Rick Galli, BioLytical’s chief technology officer, said the company has been in discussions with Health Canada’s medical devices bureau about initiating a study for bringing the HIV self-test to the Canadian market.
“Depending on the scope and the size of the trials, these [clinical trials] can be several million dollars,” he said.
Instead, BioLytical is prioritizing markets in the developing world, such as Central America, South America and Asia.
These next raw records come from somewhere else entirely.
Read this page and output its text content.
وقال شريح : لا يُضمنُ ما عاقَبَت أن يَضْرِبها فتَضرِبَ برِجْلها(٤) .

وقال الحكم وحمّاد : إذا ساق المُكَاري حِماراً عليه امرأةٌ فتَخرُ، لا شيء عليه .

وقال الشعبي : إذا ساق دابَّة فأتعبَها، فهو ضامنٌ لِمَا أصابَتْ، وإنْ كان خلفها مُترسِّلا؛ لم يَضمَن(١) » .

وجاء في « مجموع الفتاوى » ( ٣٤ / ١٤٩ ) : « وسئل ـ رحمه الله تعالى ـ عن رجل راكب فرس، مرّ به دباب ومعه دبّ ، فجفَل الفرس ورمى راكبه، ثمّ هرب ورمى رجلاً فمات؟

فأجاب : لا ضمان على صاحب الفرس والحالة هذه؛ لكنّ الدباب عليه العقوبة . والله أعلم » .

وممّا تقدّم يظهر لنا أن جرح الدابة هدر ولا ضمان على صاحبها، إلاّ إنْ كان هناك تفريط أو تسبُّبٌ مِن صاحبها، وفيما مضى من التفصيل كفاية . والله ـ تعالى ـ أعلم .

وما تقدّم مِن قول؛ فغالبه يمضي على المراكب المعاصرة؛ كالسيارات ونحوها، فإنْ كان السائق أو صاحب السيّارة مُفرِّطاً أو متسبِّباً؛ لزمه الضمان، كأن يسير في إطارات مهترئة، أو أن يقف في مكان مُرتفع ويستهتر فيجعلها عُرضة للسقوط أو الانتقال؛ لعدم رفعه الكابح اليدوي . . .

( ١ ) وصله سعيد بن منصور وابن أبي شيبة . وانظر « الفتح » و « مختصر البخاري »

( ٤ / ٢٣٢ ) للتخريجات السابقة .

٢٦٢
BioLytical chief operating and financial officer Livleen Veslemes said the self-test is already gaining traction in Europe and Africa.
“On the commercial side, we’re meeting with large distributors, we’re meeting with our customers and we’re also launching the self-test into new countries for study,” she said.
A 2017 study conducted in Kenya showed promise for the African country, where 5.9% of the population has HIV. Between March and April, the Kenya Medical Research Institute examined 688 participants with varying levels of education and literacy in rural villages that might not have easy access to clinics where they could be tested.
When self-administered, the test was found to have negative readings that were accurate 98.89% of the time, and its positive results were 99% accurate.
While 57.1% of participants either had primary or no formal education, 97% said they found the test instructions easy to follow. Another 97% said they would use it again and 98% said they’d recommend it to a partner.
The INSTI test was originally meant for point-of-care use for community-based organizations before it expanded into hospitals, prisons, university health clinics and pharmacies. But Veslemes said budget cuts to health authorities throughout the globe meant not everyone was able to access the INSTI point-of-care tests so readily, creating an impetus to develop the self-test.
“It really lessens the burden on the health-care system when only those testing positive are going in for confirmatory testing.”
Meanwhile, Galli said the United Nations’ 90-90-90 initiative introduced three years ago to combat AIDS is also encouraging a lot of innovative testing models.
The initiative calls for 90% of people living with HIV to know their statuses by 2020.